UzunHikâye Öykü, inceleme, eleştiri



Kağnı

07 Mar 2010
abdullah şahin

"Kağnı",
Sabahattin Ali, 1935
Kağnı Ses Esirler,
YKY,
Mart 2008: 9-12

Öykü forumdan kaldırılmıştır. Bkz.: Forum İşleyişi

Kategori:

Re: Kağnı

Ayağı kesilen bir hastanın öyküsünü okumuştuk. Foruma baktım ama bulamadım. MŞE’nin diye kalmış aklımda. “Bu ayak senin mi?” diye soruyorlardı hastaya doktorlar. O zaman da aynı şeyi hissetmiştim. Devlet kurumlarının insanı, insanî değerleri hiçe sayan, akıl almaz uygulamalarını, ne kadar az yol aldığımızı, hatta hiç yol alamadığımızı tokat gibi yüzümüze çarparak anlatıyor Kağnı da. Anlatılan öykülerin birer kurgu değil gerçek olduğunu bilmek mi dehşete düşürüyor okuyanı, yazarın usta anlatımı mı, bilmiyorum. Öykü 1935’te yazılmış. Taptaze Türkiye Cumhuriyeti’nin taptaze kurumları, taptaze hükümetler, savcılar, asker…
Oğlunu sessizce toprağa veren yaşlı kadının otuz yıl evvel başına gelenlerden söz edip verdiği ayrıntıyla bu tazeliği görmemizi sağlıyor yazar:

""
Oğlunun acısı daha içinden çıkmamıştı, fakat hükümet kapısına düşmek
ona oğlunun ölümünden çok daha korkunç geliyordu. Otuz sene evvel bir kere kasabanın pazarında köylülerden biri bir torba bulgur çaldırmış ve bunu şahit göstermişti. O zaman tam altı ay mahkemeye gidip geldiğini ve tarlaların yüzüstü kaldığını düşünüyordu.

Ve bir savcının işini nasıl titizlikle yaptığını görmemizi de...:

""
Müddeiumumi evvela kendisi doktoru da alıp gelecekti.
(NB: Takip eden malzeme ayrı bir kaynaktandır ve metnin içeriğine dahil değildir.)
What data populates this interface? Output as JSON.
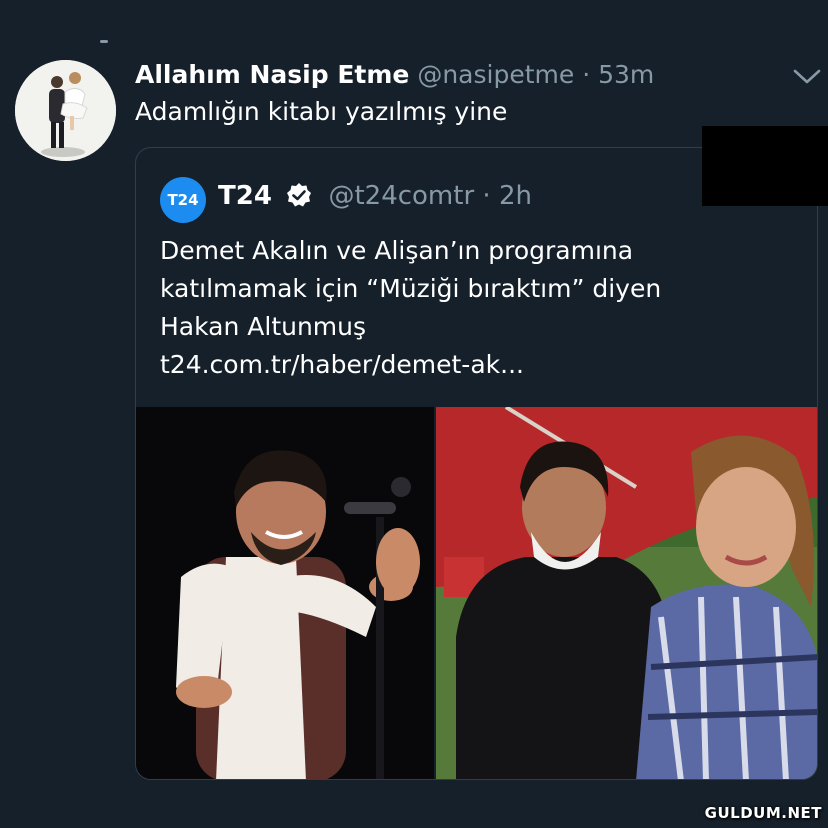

Sonra ağustosun bu
sıcağında at üstünde günlerce yolculuğu pek gözüne kestiremedi...


Re: Kağnı

elif cinar dedi ki:
Ayağı kesilen bir hastanın öyküsünü okumuştuk. Foruma baktım ama bulamadım. MŞE’nin diye kalmış aklımda. “Bu ayak senin mi?” diye soruyorlardı hastaya doktorlar.

Haldun Taner - Ayak


Re: Kağnı

""
Sonra Mehmet geri gelecek değildi, Mevlût Ağa’yı düşman etmekten de hayır çıkmazdı; sonra köyde açlıktan ölürdü. Onun için hep inkâr etti.

Çaresizlik güzel anlatılmış. Gerçekten de kadının yapabileceği hiçbir şey yok gibi. Devlet otoritesinin hiç gözükmediği, gözüktüğü zamanda -öykümüzde olduğu gibi- "olmasa daha iyi" dendiği için, bana kalırsa köylerde ağalık sistemi devam edecek...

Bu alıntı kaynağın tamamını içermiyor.